Trans-fats, as Nava discusses, relates to the particular arrangement around the double bonds in the fatty acid chains. Any trans-fat is by necessity also an unsaturated fat, because only unsaturated fats have double-bonds to be in a cis-or-trans isomer.

Cholesterol is not a fat – it’s a sterol. Its serum levels, however, seem to be affected by dietary fat levels.

I suspect, seemingly like most, that the OP’s label inconsistencies are due to rounding allowances.

Yeah, doesn’t that mean trans fat should be under unsaturated? You can’t add trans + unsaturated + saturated?

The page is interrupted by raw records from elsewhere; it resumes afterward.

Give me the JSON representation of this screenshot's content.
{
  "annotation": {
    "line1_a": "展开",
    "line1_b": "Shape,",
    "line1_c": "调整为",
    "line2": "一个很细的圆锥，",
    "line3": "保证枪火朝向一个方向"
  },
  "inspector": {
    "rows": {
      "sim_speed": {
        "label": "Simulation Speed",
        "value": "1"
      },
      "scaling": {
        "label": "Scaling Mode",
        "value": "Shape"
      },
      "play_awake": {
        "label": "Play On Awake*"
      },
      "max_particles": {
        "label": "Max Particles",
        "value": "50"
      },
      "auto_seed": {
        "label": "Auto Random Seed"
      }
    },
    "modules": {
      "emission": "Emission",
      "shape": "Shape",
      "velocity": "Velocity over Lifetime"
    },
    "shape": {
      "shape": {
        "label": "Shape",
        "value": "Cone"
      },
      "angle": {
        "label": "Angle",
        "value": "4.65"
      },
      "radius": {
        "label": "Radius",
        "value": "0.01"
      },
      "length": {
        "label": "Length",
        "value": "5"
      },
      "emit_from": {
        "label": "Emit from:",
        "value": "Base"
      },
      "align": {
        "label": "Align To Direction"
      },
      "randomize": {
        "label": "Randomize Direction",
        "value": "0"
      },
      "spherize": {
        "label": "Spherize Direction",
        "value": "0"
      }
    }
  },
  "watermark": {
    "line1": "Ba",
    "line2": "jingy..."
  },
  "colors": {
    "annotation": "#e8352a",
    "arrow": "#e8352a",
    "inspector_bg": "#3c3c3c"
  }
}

Again, as Jeff Lichtman pointed out, cholesterol is not a fat. Cholesterols, which are sterols (a type of steorid with a hydroxyl functional group attached) are found in varying degrees in all animal fats, where they play a role in soluability of vitamins and minerals stored in the fats. Cholesterols are compounds which contain both lipids and proteins, but are of such small quantities even in very fatty foods that their overall contibution to the caloric content is negligible.

Stranger

It looks like the label in the OP was breaking down unsaturated into 3 subcategories: mono, poly, and trans.

But if I were to see trans, saturated, and unsaturated as the lables, I would assume that the label was calling out trans and therefore not including it in the count for the more generic categoy, unsaturated (unless it was listed as a subitem, indented, and the sum made sense). In general, the lawyer in me will always assume that the specific overrides the general.

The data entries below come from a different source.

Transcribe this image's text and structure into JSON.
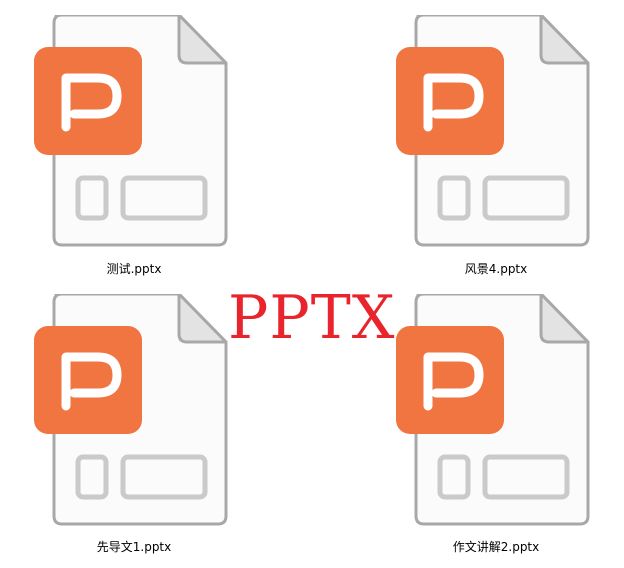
{
  "files": [
    {
      "name": "测试.pptx",
      "icon": "powerpoint-file-icon"
    },
    {
      "name": "风景4.pptx",
      "icon": "powerpoint-file-icon"
    },
    {
      "name": "先导文1.pptx",
      "icon": "powerpoint-file-icon"
    },
    {
      "name": "作文讲解2.pptx",
      "icon": "powerpoint-file-icon"
    }
  ],
  "watermark": {
    "text": "PPTX"
  },
  "colors": {
    "badge": "#f07540",
    "page_fill": "#fbfbfb",
    "page_stroke": "#a8a8a8",
    "fold_fill": "#e3e3e3",
    "slot_stroke": "#cacaca",
    "watermark": "#e8242c"
  }
}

I am rather shocked to have to say that this is mostly false.

Cholesterol is a specific compound and, besides being a sterol, is also a lipid, and “contains” no protein at all. “Fat” is not really a scientific term, and is sometimes used to refer just to the commonest type of lipid, the triglycerides, however it is also commonly used to refer to lipids in general, which includes cholesterol and several other types of compound. It is true that there is very little actual cholesterol in foods (as opposed to other lipids which tend to produce cholesterol in the body), but there are other lipids that are not saturated, unsaturated, trans, or cis triglycerides.

And yes, trans and cis fats are both subtypes of (mono or poly) unsaturated fats. All unsaturated triglycerides will be either cis or trans. (Strictly speaking it is the fatty acids in them, of which there are 3 per molecule, that are saturated or unsaturated, and, if the latter, trans, or cis.)

My WAG is that the anomaly noticed by the OP is simply because the nature of some of the fat in the item is unknown.